In her final thoughts regarding gastroesophageal cancer, Laura Bobolts, PharmD, BCOP, overviews patient support services and programs.
Laura Bobolts, PharmD, BCOP: It’s an exciting time in the landscape of patient-support services for patients with cancer in general, whether they’re patients with upper–GI [gastrointestinal] and esophageal cancer, breast cancer, or lung cancer. A lot of novel digital health care tools are becoming available for our patients with cancer to help them in between their cancer visits. For example, the company I work for is working on a digital health care tool that’s available for patients with cancer. It’s at their fingertips in their home. If a patient is having an adverse effect late on a Sunday night, they can gain real-time access to a human—not a bot—an oncology nurse who knows the patient and their records and what treatments they’re on, and can help them with any symptoms that the patient is having. Or if a patient needs to speak with an oncologist or oncology pharmacist, they can be available to the patient in real time to do a Zoom visit or a chat to help ease the patient’s worries.
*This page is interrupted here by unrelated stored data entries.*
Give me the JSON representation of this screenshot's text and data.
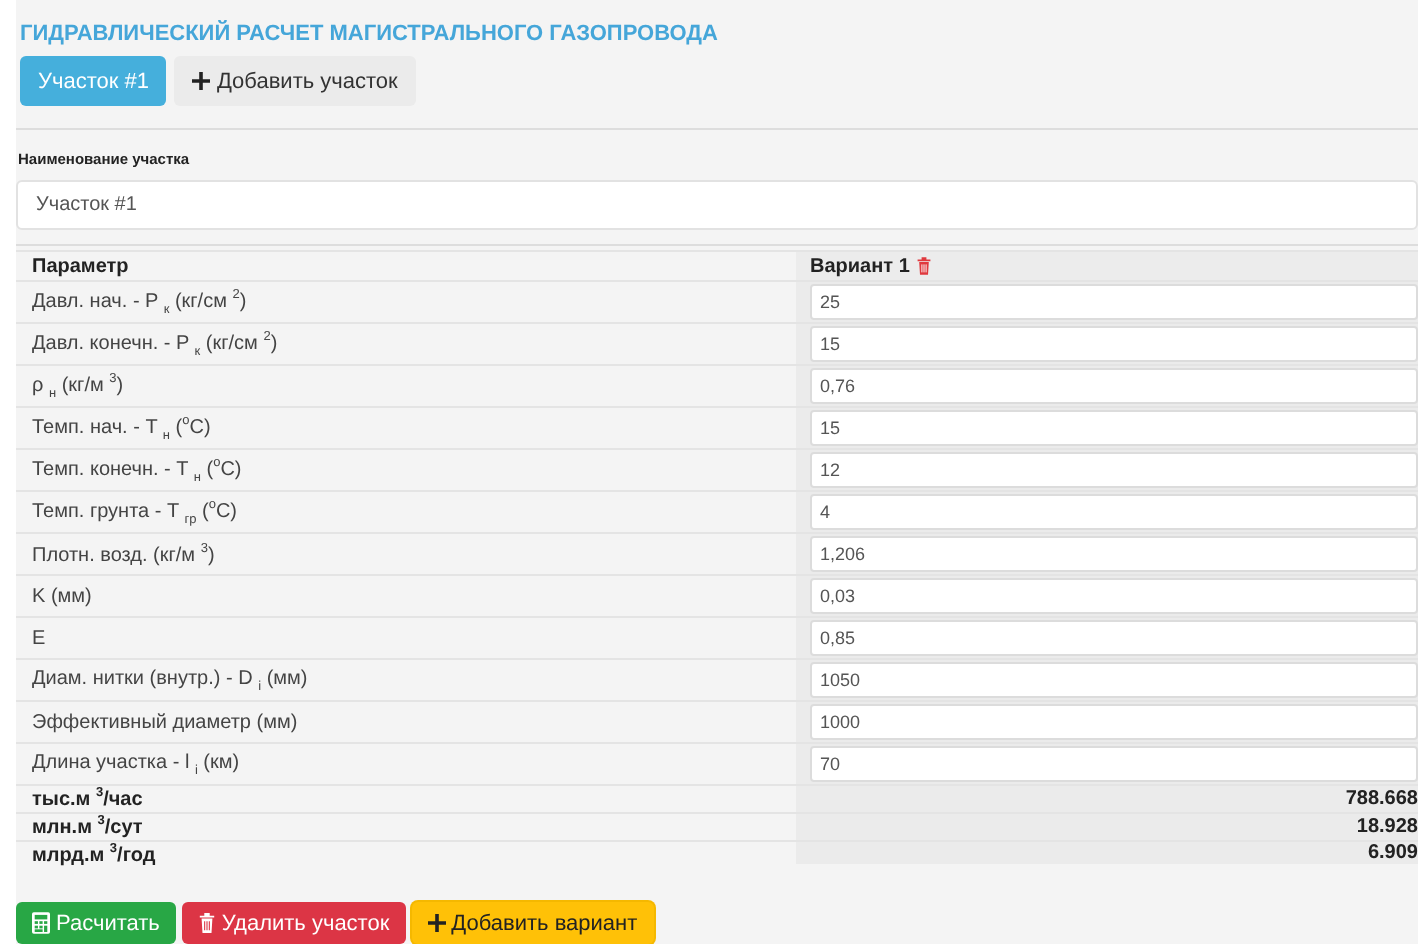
{
  "title": "ГИДРАВЛИЧЕСКИЙ РАСЧЕТ МАГИСТРАЛЬНОГО ГАЗОПРОВОДА",
  "tabs": [
    {
      "label": "Участок #1",
      "selected": true
    }
  ],
  "add_section_button": "Добавить участок",
  "section_name": {
    "label": "Наименование участка",
    "value": "Участок #1"
  },
  "table": {
    "columns": [
      "Параметр",
      "Вариант 1"
    ],
    "rows": [
      {
        "label": "Давл. нач. - P $_{к}$ (кг/см $^{2}$)",
        "value": "25"
      },
      {
        "label": "Давл. конечн. - P $_{к}$ (кг/см $^{2}$)",
        "value": "15"
      },
      {
        "label": "ρ $_{н}$ (кг/м $^{3}$)",
        "value": "0,76"
      },
      {
        "label": "Темп. нач. - T $_{н}$ ($^{o}$C)",
        "value": "15"
      },
      {
        "label": "Темп. конечн. - T $_{н}$ ($^{o}$C)",
        "value": "12"
      },
      {
        "label": "Темп. грунта - T $_{гр}$ ($^{o}$C)",
        "value": "4"
      },
      {
        "label": "Плотн. возд. (кг/м $^{3}$)",
        "value": "1,206"
      },
      {
        "label": "K (мм)",
        "value": "0,03"
      },
      {
        "label": "E",
        "value": "0,85"
      },
      {
        "label": "Диам. нитки (внутр.) - D $_{i}$ (мм)",
        "value": "1050"
      },
      {
        "label": "Эффективный диаметр (мм)",
        "value": "1000"
      },
      {
        "label": "Длина участка - l $_{i}$ (км)",
        "value": "70"
      }
    ],
    "results": [
      {
        "label": "тыс.м $^{3}$/час",
        "value": "788.668"
      },
      {
        "label": "млн.м $^{3}$/сут",
        "value": "18.928"
      },
      {
        "label": "млрд.м $^{3}$/год",
        "value": "6.909"
      }
    ]
  },
  "buttons": [
    {
      "kind": "calculate",
      "label": "Расчитать"
    },
    {
      "kind": "delete",
      "label": "Удалить участок"
    },
    {
      "kind": "add",
      "label": "Добавить вариант"
    }
  ]
}
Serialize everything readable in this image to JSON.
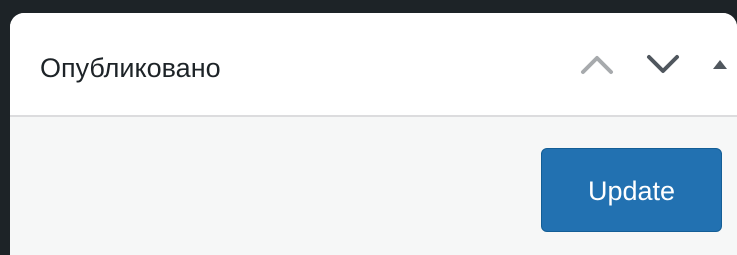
{
  "panel": {
    "title": "Опубликовано",
    "controls": {
      "move_up_icon": "chevron-up-icon",
      "move_down_icon": "chevron-down-icon",
      "toggle_icon": "triangle-up-icon"
    }
  },
  "actions": {
    "update_label": "Update"
  },
  "colors": {
    "page_background": "#1d2327",
    "header_background": "#ffffff",
    "body_background": "#f6f7f7",
    "primary_button": "#2271b1",
    "icon_muted": "#a7aaad",
    "icon_dark": "#50575e"
  }
}
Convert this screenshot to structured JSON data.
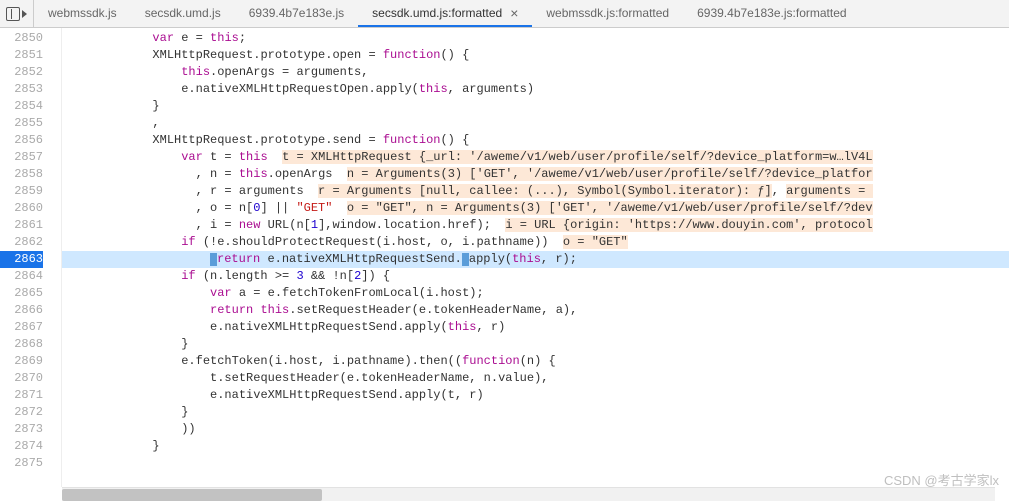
{
  "toolbar": {
    "panel_icon": "panel-toggle-icon",
    "chevron_icon": "chevron-right-icon"
  },
  "tabs": [
    {
      "label": "webmssdk.js",
      "active": false,
      "closable": false
    },
    {
      "label": "secsdk.umd.js",
      "active": false,
      "closable": false
    },
    {
      "label": "6939.4b7e183e.js",
      "active": false,
      "closable": false
    },
    {
      "label": "secsdk.umd.js:formatted",
      "active": true,
      "closable": true
    },
    {
      "label": "webmssdk.js:formatted",
      "active": false,
      "closable": false
    },
    {
      "label": "6939.4b7e183e.js:formatted",
      "active": false,
      "closable": false
    }
  ],
  "line_start": 2850,
  "line_end": 2875,
  "execution_line": 2863,
  "code_lines": {
    "2850": {
      "indent": 12,
      "tokens": [
        [
          "kw",
          "var"
        ],
        [
          "pl",
          " e = "
        ],
        [
          "kw",
          "this"
        ],
        [
          "pl",
          ";"
        ]
      ]
    },
    "2851": {
      "indent": 12,
      "tokens": [
        [
          "pl",
          "XMLHttpRequest.prototype.open = "
        ],
        [
          "kw",
          "function"
        ],
        [
          "pl",
          "() {"
        ]
      ]
    },
    "2852": {
      "indent": 16,
      "tokens": [
        [
          "kw",
          "this"
        ],
        [
          "pl",
          ".openArgs = arguments,"
        ]
      ]
    },
    "2853": {
      "indent": 16,
      "tokens": [
        [
          "pl",
          "e.nativeXMLHttpRequestOpen.apply("
        ],
        [
          "kw",
          "this"
        ],
        [
          "pl",
          ", arguments)"
        ]
      ]
    },
    "2854": {
      "indent": 12,
      "tokens": [
        [
          "pl",
          "}"
        ]
      ]
    },
    "2855": {
      "indent": 12,
      "tokens": [
        [
          "pl",
          ","
        ]
      ]
    },
    "2856": {
      "indent": 12,
      "tokens": [
        [
          "pl",
          "XMLHttpRequest.prototype.send = "
        ],
        [
          "kw",
          "function"
        ],
        [
          "pl",
          "() {"
        ]
      ]
    },
    "2857": {
      "indent": 16,
      "tokens": [
        [
          "kw",
          "var"
        ],
        [
          "pl",
          " t = "
        ],
        [
          "kw",
          "this"
        ],
        [
          "pl",
          "  "
        ],
        [
          "inline",
          "t = XMLHttpRequest {_url: '/aweme/v1/web/user/profile/self/?device_platform=w…lV4L"
        ]
      ]
    },
    "2858": {
      "indent": 18,
      "tokens": [
        [
          "pl",
          ", n = "
        ],
        [
          "kw",
          "this"
        ],
        [
          "pl",
          ".openArgs  "
        ],
        [
          "inline",
          "n = Arguments(3) ['GET', '/aweme/v1/web/user/profile/self/?device_platfor"
        ]
      ]
    },
    "2859": {
      "indent": 18,
      "tokens": [
        [
          "pl",
          ", r = arguments  "
        ],
        [
          "inline",
          "r = Arguments [null, callee: (...), Symbol(Symbol.iterator): ƒ]"
        ],
        [
          "pl",
          ", "
        ],
        [
          "inline",
          "arguments = "
        ]
      ]
    },
    "2860": {
      "indent": 18,
      "tokens": [
        [
          "pl",
          ", o = n["
        ],
        [
          "num",
          "0"
        ],
        [
          "pl",
          "] || "
        ],
        [
          "str",
          "\"GET\""
        ],
        [
          "pl",
          "  "
        ],
        [
          "inline",
          "o = \"GET\", n = Arguments(3) ['GET', '/aweme/v1/web/user/profile/self/?dev"
        ]
      ]
    },
    "2861": {
      "indent": 18,
      "tokens": [
        [
          "pl",
          ", i = "
        ],
        [
          "kw",
          "new"
        ],
        [
          "pl",
          " URL(n["
        ],
        [
          "num",
          "1"
        ],
        [
          "pl",
          "],window.location.href);  "
        ],
        [
          "inline",
          "i = URL {origin: 'https://www.douyin.com', protocol"
        ]
      ]
    },
    "2862": {
      "indent": 16,
      "tokens": [
        [
          "kw",
          "if"
        ],
        [
          "pl",
          " (!e.shouldProtectRequest(i.host, o, i.pathname))  "
        ],
        [
          "inline",
          "o = \"GET\""
        ]
      ]
    },
    "2863": {
      "indent": 20,
      "tokens": [
        [
          "cursor",
          ""
        ],
        [
          "kw",
          "return"
        ],
        [
          "pl",
          " e.nativeXMLHttpRequestSend."
        ],
        [
          "cursor",
          ""
        ],
        [
          "pl",
          "apply("
        ],
        [
          "kw",
          "this"
        ],
        [
          "pl",
          ", r);"
        ]
      ],
      "current": true
    },
    "2864": {
      "indent": 16,
      "tokens": [
        [
          "kw",
          "if"
        ],
        [
          "pl",
          " (n.length >= "
        ],
        [
          "num",
          "3"
        ],
        [
          "pl",
          " && !n["
        ],
        [
          "num",
          "2"
        ],
        [
          "pl",
          "]) {"
        ]
      ]
    },
    "2865": {
      "indent": 20,
      "tokens": [
        [
          "kw",
          "var"
        ],
        [
          "pl",
          " a = e.fetchTokenFromLocal(i.host);"
        ]
      ]
    },
    "2866": {
      "indent": 20,
      "tokens": [
        [
          "kw",
          "return"
        ],
        [
          "pl",
          " "
        ],
        [
          "kw",
          "this"
        ],
        [
          "pl",
          ".setRequestHeader(e.tokenHeaderName, a),"
        ]
      ]
    },
    "2867": {
      "indent": 20,
      "tokens": [
        [
          "pl",
          "e.nativeXMLHttpRequestSend.apply("
        ],
        [
          "kw",
          "this"
        ],
        [
          "pl",
          ", r)"
        ]
      ]
    },
    "2868": {
      "indent": 16,
      "tokens": [
        [
          "pl",
          "}"
        ]
      ]
    },
    "2869": {
      "indent": 16,
      "tokens": [
        [
          "pl",
          "e.fetchToken(i.host, i.pathname).then(("
        ],
        [
          "kw",
          "function"
        ],
        [
          "pl",
          "(n) {"
        ]
      ]
    },
    "2870": {
      "indent": 20,
      "tokens": [
        [
          "pl",
          "t.setRequestHeader(e.tokenHeaderName, n.value),"
        ]
      ]
    },
    "2871": {
      "indent": 20,
      "tokens": [
        [
          "pl",
          "e.nativeXMLHttpRequestSend.apply(t, r)"
        ]
      ]
    },
    "2872": {
      "indent": 16,
      "tokens": [
        [
          "pl",
          "}"
        ]
      ]
    },
    "2873": {
      "indent": 16,
      "tokens": [
        [
          "pl",
          "))"
        ]
      ]
    },
    "2874": {
      "indent": 12,
      "tokens": [
        [
          "pl",
          "}"
        ]
      ]
    },
    "2875": {
      "indent": 0,
      "tokens": []
    }
  },
  "watermark": "CSDN @考古学家lx"
}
Does the patient know that if they received cisplatin, 5-FU [5-fluorouracil], and pembrolizumab, they may have a metallic taste in their mouth? There’s so much that might be part of the education of their chemotherapy and cancer therapy that it’s hard for the patient to grasp all of that material. You need an extra support system for patients between their visits. With this digital tool, we provide symptom management and peer mentorship. Patients with cancer can talk to a patient who has gone through what they have, a cancer survivor who has walked in their shoes. As an oncology pharmacist, I may be more aggressive and say, “Keep going,” because I don’t know exactly what that patient is feeling inside their body. [Patients can] speak with someone who knows what they’re going through.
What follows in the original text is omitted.